O segundo fracasso foi o de prover a continuidade histórica. Nas palavras de Henri van de Velde, um dos padrinhos da Arquitetura moderna, ela começou como “uma revolta contra as falsificações de formas e contra o passado… uma revolta moral”. Em seu zelo em começar do nada, as primeiras escolas de Arquitetura moderna, sob a influência da Bauhaus, proibiram o ensino da história da Arquitetura com medo de corromper seus estudantes. Quando o movimento moderno jogou fora a água do banho do ecletismo desonesto, ele também deitou fora – ou o tentou durante muito tempo – o filho da herança cultural do homem. Ele se esqueceu da segurança psicológica que as formas familiares e tradicionais nos oferecem. As pessoas querem que uma casa se pareça com uma casa, e uma igreja, com uma igreja. Todavia, não havia nada da Villa Savoye que dissesse a um bom sapateiro em Poissy que essa estranha caixa sobre estacas fosse um lugar para viver, e nem que ela fosse mais confortável do a sua casa tradicional.

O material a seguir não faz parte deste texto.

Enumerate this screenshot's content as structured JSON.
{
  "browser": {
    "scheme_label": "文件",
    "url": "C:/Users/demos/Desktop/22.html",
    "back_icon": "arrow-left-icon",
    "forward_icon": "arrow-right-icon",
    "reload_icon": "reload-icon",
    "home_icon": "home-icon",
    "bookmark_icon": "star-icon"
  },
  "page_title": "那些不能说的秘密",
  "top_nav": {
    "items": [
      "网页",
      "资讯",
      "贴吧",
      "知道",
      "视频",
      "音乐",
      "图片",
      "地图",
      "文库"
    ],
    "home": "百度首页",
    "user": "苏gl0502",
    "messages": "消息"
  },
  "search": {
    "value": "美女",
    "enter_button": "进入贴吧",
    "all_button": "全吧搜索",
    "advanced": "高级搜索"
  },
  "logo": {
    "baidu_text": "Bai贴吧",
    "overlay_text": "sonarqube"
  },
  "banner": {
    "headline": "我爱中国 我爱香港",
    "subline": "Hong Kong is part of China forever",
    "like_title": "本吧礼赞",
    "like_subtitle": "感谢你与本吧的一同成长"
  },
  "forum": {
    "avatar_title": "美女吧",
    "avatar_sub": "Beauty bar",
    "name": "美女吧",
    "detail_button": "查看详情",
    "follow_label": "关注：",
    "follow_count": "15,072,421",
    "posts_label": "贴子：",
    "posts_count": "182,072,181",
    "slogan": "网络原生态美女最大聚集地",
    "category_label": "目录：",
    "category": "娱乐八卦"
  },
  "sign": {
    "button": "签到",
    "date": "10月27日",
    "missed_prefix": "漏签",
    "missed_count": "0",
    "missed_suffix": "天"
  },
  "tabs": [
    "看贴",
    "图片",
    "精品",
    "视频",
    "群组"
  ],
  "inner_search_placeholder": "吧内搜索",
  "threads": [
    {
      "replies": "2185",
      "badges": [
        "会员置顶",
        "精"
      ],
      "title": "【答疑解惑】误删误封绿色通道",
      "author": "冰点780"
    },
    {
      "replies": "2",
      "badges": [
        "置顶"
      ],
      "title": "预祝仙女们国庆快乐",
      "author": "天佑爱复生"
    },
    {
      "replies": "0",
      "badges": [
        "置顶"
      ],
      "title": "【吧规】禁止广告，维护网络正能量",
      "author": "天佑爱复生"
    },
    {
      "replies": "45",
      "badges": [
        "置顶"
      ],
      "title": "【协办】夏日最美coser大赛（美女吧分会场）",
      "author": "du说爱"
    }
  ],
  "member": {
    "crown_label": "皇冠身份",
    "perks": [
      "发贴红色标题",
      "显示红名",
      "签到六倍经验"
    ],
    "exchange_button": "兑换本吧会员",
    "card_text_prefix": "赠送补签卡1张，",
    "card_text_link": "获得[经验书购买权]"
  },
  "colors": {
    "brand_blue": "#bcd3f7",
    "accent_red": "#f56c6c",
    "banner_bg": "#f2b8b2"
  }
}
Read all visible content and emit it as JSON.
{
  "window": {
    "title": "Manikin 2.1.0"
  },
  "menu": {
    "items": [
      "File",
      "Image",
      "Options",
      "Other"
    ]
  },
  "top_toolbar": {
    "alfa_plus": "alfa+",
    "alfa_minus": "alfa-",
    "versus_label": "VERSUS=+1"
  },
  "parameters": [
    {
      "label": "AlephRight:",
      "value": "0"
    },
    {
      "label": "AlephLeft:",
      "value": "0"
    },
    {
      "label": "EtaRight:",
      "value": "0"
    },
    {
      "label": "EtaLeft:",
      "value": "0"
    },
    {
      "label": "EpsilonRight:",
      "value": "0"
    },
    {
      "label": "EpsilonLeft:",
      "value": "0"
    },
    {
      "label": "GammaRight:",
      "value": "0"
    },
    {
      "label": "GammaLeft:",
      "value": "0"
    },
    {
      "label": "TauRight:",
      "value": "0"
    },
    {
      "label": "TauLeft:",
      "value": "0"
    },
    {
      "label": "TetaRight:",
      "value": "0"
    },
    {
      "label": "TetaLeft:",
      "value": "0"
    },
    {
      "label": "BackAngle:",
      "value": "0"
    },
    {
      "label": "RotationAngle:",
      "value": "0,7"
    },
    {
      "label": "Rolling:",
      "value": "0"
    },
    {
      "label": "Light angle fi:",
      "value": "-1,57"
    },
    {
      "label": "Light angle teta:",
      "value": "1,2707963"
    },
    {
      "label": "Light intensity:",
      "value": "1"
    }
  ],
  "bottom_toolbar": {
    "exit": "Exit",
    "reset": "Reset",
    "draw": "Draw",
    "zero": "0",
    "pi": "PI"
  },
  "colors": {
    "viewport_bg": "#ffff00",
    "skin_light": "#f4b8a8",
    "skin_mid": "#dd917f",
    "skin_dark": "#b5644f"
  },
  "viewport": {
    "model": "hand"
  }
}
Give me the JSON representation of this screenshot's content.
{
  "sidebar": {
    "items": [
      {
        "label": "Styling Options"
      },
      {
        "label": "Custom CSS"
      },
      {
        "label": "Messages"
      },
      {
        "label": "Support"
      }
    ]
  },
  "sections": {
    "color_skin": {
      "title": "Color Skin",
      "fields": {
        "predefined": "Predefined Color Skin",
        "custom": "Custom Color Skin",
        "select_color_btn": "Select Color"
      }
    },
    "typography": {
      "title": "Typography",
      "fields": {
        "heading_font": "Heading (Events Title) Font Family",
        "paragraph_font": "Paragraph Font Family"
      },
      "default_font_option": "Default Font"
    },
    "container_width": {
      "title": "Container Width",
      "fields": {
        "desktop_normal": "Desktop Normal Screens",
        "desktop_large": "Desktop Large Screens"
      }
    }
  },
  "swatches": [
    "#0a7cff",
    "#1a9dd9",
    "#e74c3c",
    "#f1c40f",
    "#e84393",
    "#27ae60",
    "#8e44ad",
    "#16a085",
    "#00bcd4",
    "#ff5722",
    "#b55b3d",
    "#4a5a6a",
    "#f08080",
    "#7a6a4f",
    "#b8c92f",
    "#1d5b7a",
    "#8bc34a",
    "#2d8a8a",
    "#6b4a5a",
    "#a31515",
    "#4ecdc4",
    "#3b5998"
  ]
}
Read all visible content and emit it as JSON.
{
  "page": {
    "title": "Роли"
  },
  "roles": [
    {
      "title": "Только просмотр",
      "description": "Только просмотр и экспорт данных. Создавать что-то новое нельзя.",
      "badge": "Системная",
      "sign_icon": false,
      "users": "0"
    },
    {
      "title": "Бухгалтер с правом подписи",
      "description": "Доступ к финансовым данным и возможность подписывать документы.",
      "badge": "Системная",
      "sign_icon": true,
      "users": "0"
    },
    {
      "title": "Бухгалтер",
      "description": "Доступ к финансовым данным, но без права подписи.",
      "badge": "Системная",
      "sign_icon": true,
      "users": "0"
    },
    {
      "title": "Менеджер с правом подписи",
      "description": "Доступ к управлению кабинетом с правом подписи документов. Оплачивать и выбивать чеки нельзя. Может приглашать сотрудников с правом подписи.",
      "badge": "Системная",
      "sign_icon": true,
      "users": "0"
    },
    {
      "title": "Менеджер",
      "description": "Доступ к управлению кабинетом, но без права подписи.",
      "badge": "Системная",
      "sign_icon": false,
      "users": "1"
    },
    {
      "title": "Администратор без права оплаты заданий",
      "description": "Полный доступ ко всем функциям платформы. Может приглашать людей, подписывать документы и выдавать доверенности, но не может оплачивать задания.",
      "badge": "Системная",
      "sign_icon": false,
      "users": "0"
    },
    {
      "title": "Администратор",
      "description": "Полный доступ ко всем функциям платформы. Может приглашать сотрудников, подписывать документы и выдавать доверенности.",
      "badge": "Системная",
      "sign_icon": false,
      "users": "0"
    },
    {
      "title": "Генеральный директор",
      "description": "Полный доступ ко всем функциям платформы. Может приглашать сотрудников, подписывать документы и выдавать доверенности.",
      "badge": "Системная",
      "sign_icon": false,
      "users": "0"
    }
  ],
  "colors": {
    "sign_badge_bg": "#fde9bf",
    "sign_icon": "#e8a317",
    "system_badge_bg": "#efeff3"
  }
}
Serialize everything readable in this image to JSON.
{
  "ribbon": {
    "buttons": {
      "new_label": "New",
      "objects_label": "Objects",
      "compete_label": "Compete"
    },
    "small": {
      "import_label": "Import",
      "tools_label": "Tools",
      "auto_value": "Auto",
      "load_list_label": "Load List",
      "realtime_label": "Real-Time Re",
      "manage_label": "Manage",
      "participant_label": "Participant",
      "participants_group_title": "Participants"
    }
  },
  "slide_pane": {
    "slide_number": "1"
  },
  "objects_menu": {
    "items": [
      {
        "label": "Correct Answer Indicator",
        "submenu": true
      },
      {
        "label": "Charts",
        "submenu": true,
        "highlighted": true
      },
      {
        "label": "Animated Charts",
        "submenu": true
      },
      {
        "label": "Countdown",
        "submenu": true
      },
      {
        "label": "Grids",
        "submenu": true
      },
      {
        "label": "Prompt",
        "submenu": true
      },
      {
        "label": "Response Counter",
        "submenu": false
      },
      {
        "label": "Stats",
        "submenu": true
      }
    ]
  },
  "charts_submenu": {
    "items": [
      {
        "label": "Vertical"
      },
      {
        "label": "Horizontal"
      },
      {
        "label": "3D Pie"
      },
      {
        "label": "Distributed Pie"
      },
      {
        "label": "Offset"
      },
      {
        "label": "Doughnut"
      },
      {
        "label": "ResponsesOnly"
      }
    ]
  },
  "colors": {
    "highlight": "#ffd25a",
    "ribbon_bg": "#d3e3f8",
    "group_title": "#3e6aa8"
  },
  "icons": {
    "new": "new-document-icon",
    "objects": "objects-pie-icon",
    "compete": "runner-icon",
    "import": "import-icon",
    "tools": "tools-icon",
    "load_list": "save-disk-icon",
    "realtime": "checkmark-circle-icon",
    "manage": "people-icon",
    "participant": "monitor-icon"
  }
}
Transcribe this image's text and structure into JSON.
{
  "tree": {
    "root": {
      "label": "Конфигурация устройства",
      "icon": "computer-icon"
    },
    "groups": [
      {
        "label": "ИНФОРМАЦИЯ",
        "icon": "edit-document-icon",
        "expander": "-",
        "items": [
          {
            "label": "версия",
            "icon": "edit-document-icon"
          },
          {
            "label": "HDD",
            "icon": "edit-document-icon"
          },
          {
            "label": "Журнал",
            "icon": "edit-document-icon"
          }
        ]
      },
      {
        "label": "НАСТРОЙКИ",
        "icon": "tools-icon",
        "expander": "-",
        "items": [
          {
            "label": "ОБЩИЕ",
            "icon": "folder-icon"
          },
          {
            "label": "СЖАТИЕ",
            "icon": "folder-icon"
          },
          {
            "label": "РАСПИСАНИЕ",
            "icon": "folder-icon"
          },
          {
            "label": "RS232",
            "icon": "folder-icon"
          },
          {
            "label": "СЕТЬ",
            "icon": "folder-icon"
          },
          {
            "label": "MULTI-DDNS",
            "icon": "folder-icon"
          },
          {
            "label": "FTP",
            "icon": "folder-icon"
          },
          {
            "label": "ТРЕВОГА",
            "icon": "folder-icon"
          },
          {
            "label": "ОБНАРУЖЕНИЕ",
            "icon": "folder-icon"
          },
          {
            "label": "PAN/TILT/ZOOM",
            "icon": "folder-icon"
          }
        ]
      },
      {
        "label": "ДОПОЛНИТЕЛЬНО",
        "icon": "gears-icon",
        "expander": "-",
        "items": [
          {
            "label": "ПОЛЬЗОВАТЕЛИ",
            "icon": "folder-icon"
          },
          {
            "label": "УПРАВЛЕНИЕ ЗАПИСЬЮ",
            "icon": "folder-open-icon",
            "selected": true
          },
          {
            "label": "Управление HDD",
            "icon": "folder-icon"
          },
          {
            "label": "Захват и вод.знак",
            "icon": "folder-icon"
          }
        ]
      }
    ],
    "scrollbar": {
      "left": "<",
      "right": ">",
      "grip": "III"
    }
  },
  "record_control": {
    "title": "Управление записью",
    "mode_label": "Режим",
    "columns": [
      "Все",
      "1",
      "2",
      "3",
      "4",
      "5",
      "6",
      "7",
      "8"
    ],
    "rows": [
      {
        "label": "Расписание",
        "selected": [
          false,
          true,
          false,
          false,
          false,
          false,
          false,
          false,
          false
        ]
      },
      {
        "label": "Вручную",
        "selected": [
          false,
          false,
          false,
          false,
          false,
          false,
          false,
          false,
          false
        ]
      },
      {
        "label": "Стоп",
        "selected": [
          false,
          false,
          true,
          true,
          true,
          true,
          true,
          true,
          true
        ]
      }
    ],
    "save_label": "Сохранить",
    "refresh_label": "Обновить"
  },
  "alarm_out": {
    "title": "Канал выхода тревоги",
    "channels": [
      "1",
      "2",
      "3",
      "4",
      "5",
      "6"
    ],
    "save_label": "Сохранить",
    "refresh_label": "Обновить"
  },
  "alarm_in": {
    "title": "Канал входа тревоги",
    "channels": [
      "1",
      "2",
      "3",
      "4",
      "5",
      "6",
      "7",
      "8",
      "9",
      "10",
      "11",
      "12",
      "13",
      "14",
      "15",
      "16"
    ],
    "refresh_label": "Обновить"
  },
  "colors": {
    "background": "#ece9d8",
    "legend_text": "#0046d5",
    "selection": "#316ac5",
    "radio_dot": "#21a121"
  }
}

Ultimamente, o Funcionalismo na Arquitetura tem sido substituído por um ressurgimento do Expressionismo. Admito que os termos são arbitrários, embora convenientes. Mais adiante neste livro tentarei distinguir as coisas. É evidente que uma avaliação séria da nossa Arquitetura atual terá de esperar até que os tapumes sejam derrubados e que a poeira tenha assentado. Só então é que poderemos rotular inteligentemente as novas formas ou ganhar o fascinante jogo de detetives dos historiadores da arte sobre quem influenciou a quem e por quê.
Mas não é cedo demais para afirmar que, quer venhamos a decidir ou não por um estilo arquitetônico geralmente aceito para o nosso tempo, devemos ter, pelo menos, uma certa ordem e harmonia visuais. Todos os arquitetos e urbanistas falam disso. Mas o novo, indisciplinado e abstrato Expressionismo ou o kitsch dos prédios embrulhados em talas, como se fossem presentes, não é mais capaz de levar-nos a ele do que o velho e excessivamente disciplinado Funcionalismo da caixa de vidro. Nenhum dos dois respeita a tradição e a continuidade que as pessoas procuram em seu lugar para viver.
Fonte: VON ECKARDT, W. A Crise das Cidades. Rio de Janeiro: Zahar Editores, 1975.